Kreislaufwirtschaft

05.03.2012

Das Gesetz zur Neuordnung des Kreislaufwirtschafts- und Abfallrechts wurde am 29. Februar 2012 veröffentlicht und trat am 1. Juni 2012 in Kraft (Art. 6 Abs. 1); gleichzeitig trat das bestehende Kreislaufwirtschafts- und Abfallgesetz außer Kraft.
Nach langem Ringen sind die Würfel nun gefallen - das neue „Gesetz zur Förderung der Kreislaufwirtschaft und Sicherung der umweltverträglichen Bewirtschaftung von Abfällen (Kreislaufwirtschaftsgesetz - KrWG)“ ist nach Einigung im Vermittlungsausschuss und Zustimmung des Bundestages und auch Bundesrates am 29. Februar 2012 verkündet worden.
Die konkrete Umsetzung erfolgt in den nächsten Monaten durch neue Verordnungen, z. B. im Transportbereich oder zur Thematik Entsorgungsfachbetrieb bzw. werden bestehende Verordnungen angepasst.
Das Gesetz zur Neuordnung des Kreislaufwirtschafts- und Abfallrechts wurde am 29. Februar 2012 veröffentlicht und trat am 1. Juni 2012 in Kraft (Art. 6 Abs. 1); gleichzeitig trat das bestehende Kreislaufwirtschafts- und Abfallgesetz außer Kraft.
Wesentlicher Regelungsbereich in diesem Artikelgesetz ist mit Art. 1 das neue Gesetz zur Förderung der Kreislaufwirtschaft und Sicherung der umweltverträglichen Bewirtschaftung von Abfällen (Kreislaufwirtschaftsgesetz - KrWG). Die weiteren Artikel betreffen direkte Änderungen in damit zusammenhängenden Rechtsbereichen, z.
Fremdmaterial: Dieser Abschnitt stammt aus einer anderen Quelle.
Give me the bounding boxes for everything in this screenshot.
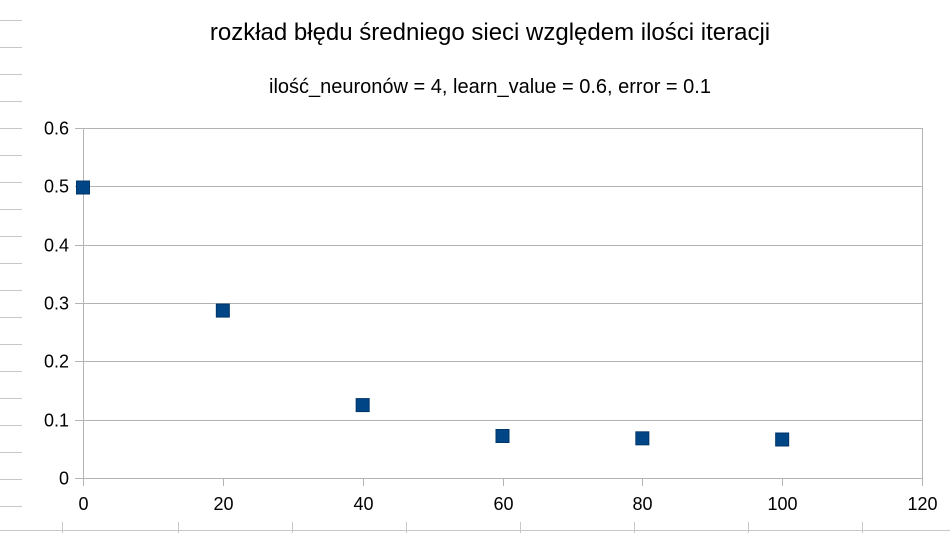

B. im Bundes-Immissionsschutzgesetz (Art. 2), im Elektro- und Elektronikgerätegesetz (Art. 3) oder in weiteren gesetzlichen Folgeänderungen (Art. 5).
Zur operativen Umsetzung für die betroffenen Unternehmen sowie den Vollzug wird das federführende BMU in den nächsten Monaten einige RVOs neu vorlegen bzw. bestehende anpassen, z.B. zu:
  • Bioabfällen und Klärschlämmen
  • Anforderungen und Anzeigepflichten für Sammlung, Beförderung, Händler und Makler
  • Entsorgungsfachbetriebe und betriebliche Mitteilungspflichten bzw. Betriebsbeauftragten für Abfall
  • Umsetzung der neuen Abfallhierarchie inkl. stoffliche/energetische Verwertung.
Berücksichtigt bzw. abgewartet werden dabei auch weitere EU-Umsetzungskriterien, z. B. bei den Kriterien zur Bestimmung der Abfalleigenschaften bei Stoffen bzw. Produkten. Nach den Eisen-, Stahl- und Aluminium-Schrotten sollen entsprechende Regelungen (EU-Verordnungen) für Kupfer, Glas, Papier, biologisch abbaubare Abfälle und Plastikabfall in 2012 veröffentlicht werden.
Ein sehr kontroverses Thema wird die Umsetzung der neuen Regelung für gewerbliche Sammlungen in der Praxis sein. Die Diskussion unter welchen Bedingungen im neuen Kreislaufwirtschaftsgesetz eine gewerbliche Sammlung von Wertstoffen bei den privaten Haushalten zulässig ist, war bekanntlich der Knackpunkt des Vermittlungsverfahren. Die letztendliche Einigung resultierte in der Anforderung, dass ein gewerblicher Sammler, sofern er bei den privaten Haushalten getrennt gehaltene Wertstoffe einsammeln will, nun nachweisen muss, dass er wesentlich leistungsfähiger ist sowie eine höhere gemeinwohlorientierte Servicegerechtigkeit anbietet, als die Kommune.